Surely this cannot have been true, but it became an accepted rationale for Royle's sudden and necessary, if deeply saddening departure. A later explanation was that Royle had insisted on signing the make-weight, Eftevaag, without Flo. Johnson pout his foot down, and the end came rapidly. Either way, it looks like Joe Royle really did "lose the plot."
So Royle's reign was ultimately all too brief. The FA Cup win became a distant memory, and Everton facing a relegation struggle for the fourth time in five seasons, but now without a manager. Dave Watson was appointed player-manager and immediately restored Neville Southall to the fluorescent pink goalie's jersey. In a desperately depleted squad, he put more faith in the youngsters than Joe Royle had, giving Michael Branch five full games in which he scored two vital goals, and bringing on Richard Dunne to strengthen the defence. But it was still touch and go down to the last week of the season before Everton were safe from the dread fear of relegation.
As soon as the season was over, Joe Royle's departed influence ironically bore fruit with the signature of Slaven Bilic from West Ham. The deal was reputedly signed and sealed back in March, but Bilic felt he could not abandon the struggling Hammers and vowed to save them from relegation. Ironically, he left the Hammers to join a club with a better chance of winning trophies: but Everton finished three places below West Ham!

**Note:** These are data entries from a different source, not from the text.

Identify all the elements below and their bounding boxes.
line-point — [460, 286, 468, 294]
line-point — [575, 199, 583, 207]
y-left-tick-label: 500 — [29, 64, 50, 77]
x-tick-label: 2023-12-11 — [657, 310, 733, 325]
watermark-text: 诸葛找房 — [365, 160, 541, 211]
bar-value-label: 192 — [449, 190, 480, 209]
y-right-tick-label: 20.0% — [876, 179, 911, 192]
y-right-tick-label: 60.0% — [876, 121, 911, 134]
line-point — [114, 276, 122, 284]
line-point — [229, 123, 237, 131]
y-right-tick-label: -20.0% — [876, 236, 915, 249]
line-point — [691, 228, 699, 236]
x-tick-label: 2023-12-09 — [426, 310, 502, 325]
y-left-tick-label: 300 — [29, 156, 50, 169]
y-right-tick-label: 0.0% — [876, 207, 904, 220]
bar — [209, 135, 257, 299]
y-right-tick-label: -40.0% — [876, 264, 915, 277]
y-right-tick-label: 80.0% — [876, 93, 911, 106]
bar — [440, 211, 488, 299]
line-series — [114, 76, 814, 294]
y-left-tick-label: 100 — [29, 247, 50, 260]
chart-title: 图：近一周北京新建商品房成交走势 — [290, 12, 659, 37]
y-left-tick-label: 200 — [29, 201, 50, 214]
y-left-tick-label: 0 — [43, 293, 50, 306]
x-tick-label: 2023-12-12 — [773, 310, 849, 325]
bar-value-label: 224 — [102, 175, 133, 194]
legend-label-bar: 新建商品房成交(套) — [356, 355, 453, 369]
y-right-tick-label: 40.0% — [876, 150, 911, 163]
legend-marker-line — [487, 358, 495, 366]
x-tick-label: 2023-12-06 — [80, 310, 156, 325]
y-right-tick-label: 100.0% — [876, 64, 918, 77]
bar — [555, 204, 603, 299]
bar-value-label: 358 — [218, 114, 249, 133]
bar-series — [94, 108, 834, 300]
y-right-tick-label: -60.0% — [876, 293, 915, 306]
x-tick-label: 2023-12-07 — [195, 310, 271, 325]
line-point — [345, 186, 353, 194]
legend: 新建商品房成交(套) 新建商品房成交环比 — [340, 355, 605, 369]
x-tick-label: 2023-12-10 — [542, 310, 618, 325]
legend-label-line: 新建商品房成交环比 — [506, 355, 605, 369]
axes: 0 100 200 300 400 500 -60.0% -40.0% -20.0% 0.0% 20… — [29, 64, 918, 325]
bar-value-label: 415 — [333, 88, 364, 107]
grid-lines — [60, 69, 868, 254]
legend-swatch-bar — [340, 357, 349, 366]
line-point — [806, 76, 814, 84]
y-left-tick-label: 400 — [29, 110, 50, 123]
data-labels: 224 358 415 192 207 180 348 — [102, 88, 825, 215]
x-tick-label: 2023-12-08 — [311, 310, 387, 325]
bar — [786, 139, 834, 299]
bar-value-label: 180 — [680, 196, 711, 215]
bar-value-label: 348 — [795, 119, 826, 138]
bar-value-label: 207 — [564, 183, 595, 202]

Evertonians will always hold fond memories of Big Joe, owing him an enormous debt of gratitude not only for the FA Cup win but the escape from relegation in 1995, the blossoming of Andy Hinchcliffe and for bringing Kanchelskis' talents, albeit for only one full season. Everton would surely have gone down had the Silver Fox remained but Joe's Dogs of War saved the day.
However, Joe Royle has to be held responsible for his failure to build on the relative successes of 1995 and 1996. There was no influx of talent after Euro '96; the whole thing became an enormous let-down and the depressing conclusion was that Joe Royle, a hero of Everton's past, did not have what was needed to manage a Premiership side in the 1990's.